Mais la psychologie du flux et de la pleine conscience nous murmure une autre histoire. Elle nous invite à regarder l'action non pas comme un moyen d'atteindre un but, mais comme le but lui-même. L'effort devient alors une fin en soi, une forme de présence.
Pourquoi c'est si difficile
C'est une question qui menace notre système de croyances. Elle nous oblige à déconstruire le mythe du mérite linéaire : l'idée que plus on travaille, plus on mérite d'être heureux.
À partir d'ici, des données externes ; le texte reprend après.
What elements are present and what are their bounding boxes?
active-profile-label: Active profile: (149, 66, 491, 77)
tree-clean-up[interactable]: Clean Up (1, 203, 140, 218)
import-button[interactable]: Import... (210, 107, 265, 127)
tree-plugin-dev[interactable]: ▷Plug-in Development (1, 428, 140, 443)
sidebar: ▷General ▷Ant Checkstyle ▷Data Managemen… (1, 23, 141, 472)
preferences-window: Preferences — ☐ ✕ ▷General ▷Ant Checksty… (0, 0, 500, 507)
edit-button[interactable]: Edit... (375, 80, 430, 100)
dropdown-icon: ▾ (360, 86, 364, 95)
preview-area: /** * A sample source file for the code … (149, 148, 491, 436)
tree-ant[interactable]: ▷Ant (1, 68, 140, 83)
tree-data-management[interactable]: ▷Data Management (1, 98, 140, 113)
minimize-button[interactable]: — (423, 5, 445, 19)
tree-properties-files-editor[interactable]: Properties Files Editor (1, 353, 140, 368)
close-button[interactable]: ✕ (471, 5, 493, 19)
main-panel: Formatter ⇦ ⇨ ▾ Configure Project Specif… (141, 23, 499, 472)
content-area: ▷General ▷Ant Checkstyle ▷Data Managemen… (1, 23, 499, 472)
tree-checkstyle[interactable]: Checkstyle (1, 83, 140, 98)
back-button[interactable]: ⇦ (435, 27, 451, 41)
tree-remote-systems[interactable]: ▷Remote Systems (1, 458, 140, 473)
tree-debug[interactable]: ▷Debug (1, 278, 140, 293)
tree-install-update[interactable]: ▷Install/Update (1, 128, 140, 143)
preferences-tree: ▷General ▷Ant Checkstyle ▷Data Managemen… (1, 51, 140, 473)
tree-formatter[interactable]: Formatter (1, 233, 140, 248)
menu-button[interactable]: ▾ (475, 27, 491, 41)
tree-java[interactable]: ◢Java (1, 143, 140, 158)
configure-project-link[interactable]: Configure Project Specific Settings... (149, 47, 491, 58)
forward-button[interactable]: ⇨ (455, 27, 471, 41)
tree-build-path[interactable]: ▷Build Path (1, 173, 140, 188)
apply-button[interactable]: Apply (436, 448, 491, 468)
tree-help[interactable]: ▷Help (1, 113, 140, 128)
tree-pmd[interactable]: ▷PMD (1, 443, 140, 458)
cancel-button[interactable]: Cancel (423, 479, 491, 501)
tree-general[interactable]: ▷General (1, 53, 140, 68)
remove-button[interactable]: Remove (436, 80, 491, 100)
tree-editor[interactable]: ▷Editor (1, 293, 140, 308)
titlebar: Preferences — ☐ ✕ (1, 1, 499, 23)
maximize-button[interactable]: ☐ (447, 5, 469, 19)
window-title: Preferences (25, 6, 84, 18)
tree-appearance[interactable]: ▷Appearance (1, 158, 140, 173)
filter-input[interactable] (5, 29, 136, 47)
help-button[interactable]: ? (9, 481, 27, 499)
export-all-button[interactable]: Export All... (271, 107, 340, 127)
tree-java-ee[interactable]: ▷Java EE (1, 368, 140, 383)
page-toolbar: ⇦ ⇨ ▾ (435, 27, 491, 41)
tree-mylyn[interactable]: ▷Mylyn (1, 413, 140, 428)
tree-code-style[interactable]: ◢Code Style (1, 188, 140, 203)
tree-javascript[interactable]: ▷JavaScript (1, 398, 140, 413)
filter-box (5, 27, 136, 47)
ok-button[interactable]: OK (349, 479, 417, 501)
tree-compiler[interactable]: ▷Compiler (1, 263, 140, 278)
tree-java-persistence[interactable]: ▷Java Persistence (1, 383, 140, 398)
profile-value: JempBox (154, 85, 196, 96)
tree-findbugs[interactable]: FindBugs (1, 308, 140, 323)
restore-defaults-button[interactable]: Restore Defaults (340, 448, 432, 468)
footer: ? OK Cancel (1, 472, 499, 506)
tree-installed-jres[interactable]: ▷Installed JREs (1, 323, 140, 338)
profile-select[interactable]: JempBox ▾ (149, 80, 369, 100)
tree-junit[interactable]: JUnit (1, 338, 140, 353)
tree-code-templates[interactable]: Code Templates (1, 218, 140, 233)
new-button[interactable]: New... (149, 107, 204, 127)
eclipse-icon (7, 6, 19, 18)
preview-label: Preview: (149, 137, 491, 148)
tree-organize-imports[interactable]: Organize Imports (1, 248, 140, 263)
C'est épuisant, car elle nous demande de délier notre identité de nos performances.
Le piège est le suivant : si le sens est dans l'effort, et que l'effort implique l'échec, alors le sens est intrinsèquement lié à la vulnérabilité. C'est accepter de ne pas savoir, de ne pas avoir la réponse parfaite, que nous devons accepter pour avancer.
Des pistes, pas des réponses
Si nous relâchons la pression de la 'grande réponse' existentielle, où pouvons-nous trouver un ancrage plus doux ? Peut-être dans la micro-intentionnalité : le sens trouvé dans la tâche quotidienne, dans la connexion humaine, dans le simple acte de prendre soin de soi ou d'autrui.
Il ne s'agit pas de renoncer à l'ambition, mais de la redéfinir. L'ambition n'est plus de 'réussir pour valider', mais de 'tenter pour grandir'. C'est une invitation à l'expérimentation, au droit à l'essai, même imparfait.